Claire: “Once bitten twice shy…I will never give up my own financial control. We have joint account for bills but the rest is what I earn therefore I control how it is spent.”
Rachel E: “I would never merge accounts. My money is mine. It’s not that I don’t trust my partner, it’s more that I prefer to know exactly what’s going on so if anything does go wrong, I only have myself to blame.”
“I think having your own independence in this day and age is important. To earn your own money and be able to buy a new top or buy some lunch without having to worry about what your partner has taken out that day or have to check your account balances frequently is a feeling of freedom.”
Vicky: “We both have our own businesses and keep our own money and spend it how we choose, I don’t want to know how much he spends on a shirt because I don’t want him to ask why I need another pair of shoes or a bag. We don’t need a joint account.”
A mix of joint and separate finances can give you the best of both worlds
Carine: “We have 3 accounts. 1 joint and 2 solo. Every month we put money for rent and bills in the joint one. Then anything left in our solo account is for us to use as we wish. Certainly not a lack of commitment but just a way to manage money that works well for us.”
Viviane: “We have personal accounts and a joint account. Every month we put money into the joint account to cover mortgage and bills. We also have a joint savings account in addition to personal ones for savings related to purchases for the house etc.”
You’ve got to do what works for you
“Not every single couple in the world will think or act the same, as long as they’re happy it shouldn’t matter how they use their money.”
Ellen: “My husband and I have had a joint account since the day we moved in together and also have a separate savings account (that also gets used by both of us). That works fine for us but that doesn’t mean that that arrangement would work for everyone. We had our reasons for wanting a joint account and I’m sure that people who have solo accounts have their reasons too. Not every single couple in the world will think or act the same, as long as they’re happy it shouldn’t matter how they use their money.”
Louisa: “Me and my partner have a joint account. Everything we have is joint including his credit card. We did this as soon as we moved in together (only been together 2 months at this point). I trust him completely but in this day and age it’s hard to find someone to trust. Nearly 2 years later it still works. Do whatever you think is best to your situation”
You don’t have to merge finances for the relationship to be strong
“You don’t have to place money into the equation to show your solidarity, show your love or dedication to someone”

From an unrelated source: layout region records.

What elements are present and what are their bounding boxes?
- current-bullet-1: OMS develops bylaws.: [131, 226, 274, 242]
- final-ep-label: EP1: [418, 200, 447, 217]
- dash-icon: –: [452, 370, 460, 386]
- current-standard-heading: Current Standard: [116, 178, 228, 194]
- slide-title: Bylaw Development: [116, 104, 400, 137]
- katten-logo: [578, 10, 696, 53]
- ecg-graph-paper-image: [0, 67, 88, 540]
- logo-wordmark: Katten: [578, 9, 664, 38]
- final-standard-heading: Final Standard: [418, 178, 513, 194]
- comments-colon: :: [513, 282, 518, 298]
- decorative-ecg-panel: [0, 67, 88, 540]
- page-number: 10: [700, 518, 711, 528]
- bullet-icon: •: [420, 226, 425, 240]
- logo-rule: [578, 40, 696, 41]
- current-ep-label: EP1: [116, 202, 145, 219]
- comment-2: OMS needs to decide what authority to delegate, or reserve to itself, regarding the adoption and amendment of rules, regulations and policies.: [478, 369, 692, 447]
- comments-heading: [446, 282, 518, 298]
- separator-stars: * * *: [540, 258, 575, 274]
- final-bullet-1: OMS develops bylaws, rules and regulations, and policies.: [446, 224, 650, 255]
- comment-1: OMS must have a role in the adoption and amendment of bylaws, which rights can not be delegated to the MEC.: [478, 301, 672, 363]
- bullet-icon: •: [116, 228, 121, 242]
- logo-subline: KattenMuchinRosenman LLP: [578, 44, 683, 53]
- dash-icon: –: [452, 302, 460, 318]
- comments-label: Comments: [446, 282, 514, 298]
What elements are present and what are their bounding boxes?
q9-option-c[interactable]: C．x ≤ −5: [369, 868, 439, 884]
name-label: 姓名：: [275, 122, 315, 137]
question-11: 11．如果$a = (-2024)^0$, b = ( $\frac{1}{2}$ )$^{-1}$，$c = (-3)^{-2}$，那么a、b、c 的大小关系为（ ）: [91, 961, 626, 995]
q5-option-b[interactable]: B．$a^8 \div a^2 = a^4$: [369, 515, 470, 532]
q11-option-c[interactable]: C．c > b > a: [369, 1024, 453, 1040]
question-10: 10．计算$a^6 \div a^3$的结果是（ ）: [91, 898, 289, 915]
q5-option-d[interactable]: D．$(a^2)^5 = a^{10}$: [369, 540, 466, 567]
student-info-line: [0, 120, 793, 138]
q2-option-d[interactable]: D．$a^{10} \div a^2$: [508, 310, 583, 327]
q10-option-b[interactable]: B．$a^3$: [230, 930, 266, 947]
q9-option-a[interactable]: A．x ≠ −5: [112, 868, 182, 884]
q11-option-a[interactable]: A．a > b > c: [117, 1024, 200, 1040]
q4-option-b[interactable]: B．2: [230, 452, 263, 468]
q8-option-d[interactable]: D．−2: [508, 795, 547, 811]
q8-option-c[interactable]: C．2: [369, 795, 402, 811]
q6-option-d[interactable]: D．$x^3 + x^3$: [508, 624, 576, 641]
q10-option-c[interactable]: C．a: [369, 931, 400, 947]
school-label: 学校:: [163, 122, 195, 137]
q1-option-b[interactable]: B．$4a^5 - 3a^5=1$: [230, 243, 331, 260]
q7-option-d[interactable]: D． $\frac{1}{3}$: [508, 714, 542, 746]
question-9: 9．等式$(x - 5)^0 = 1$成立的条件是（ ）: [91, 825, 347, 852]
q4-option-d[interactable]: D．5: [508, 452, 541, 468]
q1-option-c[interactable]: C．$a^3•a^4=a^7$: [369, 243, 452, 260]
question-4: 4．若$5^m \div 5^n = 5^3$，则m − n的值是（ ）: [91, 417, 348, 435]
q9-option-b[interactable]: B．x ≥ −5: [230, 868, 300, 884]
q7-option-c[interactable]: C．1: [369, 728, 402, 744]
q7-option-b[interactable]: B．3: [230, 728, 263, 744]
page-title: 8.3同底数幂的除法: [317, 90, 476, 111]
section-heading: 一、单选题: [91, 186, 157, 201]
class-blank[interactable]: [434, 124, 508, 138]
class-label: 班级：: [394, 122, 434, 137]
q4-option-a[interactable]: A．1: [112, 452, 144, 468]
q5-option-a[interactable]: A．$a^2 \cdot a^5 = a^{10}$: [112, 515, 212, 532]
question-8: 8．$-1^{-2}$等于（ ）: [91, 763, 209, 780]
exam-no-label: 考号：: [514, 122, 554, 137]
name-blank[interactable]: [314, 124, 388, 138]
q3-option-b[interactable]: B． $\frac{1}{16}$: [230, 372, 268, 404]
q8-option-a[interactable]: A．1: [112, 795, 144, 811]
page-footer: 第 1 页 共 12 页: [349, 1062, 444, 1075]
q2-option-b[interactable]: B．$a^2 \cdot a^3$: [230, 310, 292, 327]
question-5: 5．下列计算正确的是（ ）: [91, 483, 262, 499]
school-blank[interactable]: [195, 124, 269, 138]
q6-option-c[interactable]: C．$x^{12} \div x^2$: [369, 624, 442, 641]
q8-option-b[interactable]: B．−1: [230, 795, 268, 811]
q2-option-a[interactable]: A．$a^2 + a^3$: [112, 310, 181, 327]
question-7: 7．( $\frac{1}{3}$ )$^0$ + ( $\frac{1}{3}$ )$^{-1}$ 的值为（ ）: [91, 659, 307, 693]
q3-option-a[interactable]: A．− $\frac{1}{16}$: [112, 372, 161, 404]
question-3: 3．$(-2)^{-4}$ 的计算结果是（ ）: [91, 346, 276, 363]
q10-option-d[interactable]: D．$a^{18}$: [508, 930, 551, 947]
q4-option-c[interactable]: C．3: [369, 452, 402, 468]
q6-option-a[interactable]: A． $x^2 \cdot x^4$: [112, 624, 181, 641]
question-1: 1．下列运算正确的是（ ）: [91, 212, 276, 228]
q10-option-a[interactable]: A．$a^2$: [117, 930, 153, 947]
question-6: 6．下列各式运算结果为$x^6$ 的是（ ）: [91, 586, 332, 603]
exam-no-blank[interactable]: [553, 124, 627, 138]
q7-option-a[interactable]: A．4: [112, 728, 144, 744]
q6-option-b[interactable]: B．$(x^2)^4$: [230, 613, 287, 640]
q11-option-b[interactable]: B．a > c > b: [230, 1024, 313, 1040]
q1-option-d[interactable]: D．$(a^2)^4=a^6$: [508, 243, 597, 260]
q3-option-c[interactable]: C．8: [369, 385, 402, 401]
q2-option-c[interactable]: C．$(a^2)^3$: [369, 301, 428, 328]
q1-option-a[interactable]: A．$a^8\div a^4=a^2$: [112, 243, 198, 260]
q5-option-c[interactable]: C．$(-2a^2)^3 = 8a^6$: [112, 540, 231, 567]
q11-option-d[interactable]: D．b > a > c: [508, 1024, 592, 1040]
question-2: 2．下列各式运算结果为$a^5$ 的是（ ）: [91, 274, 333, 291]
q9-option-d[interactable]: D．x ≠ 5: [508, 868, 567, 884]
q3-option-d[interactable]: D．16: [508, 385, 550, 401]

Adam: “It’s possible to have joint lives, pay bills jointly and share responsibility jointly also. It doesn’t have to be a joint account. I think having your own independence in this day and age is important. To earn your own money and be able to buy a new top or buy some lunch without having to worry about what your partner has taken out that day or have to check your account balances frequently is a feeling of freedom.
“It’s important for people to see what they earn and what they have left without feeling guilty for spending a little more or having to tell your partner it’s OK for them to buy themselves something and not to worry… You can still have a joint partnership, a relationship, unity and be strong. You don’t have to place money into the equation to show your solidarity, show your love or dedication to someone. Monetary things don’t matter to a relationship, you’re with them for them as a person, not what they earn, not how much they spend or what they choose to do with their money.
“It’s lovely to see couples that have been together for years and had everything in one pot, but unfortunately in this day and age there are more break ups and breakdowns than there are successful relationships…. But then there’s alot more pressure these days too. Money doesn’t make a couple, people do.”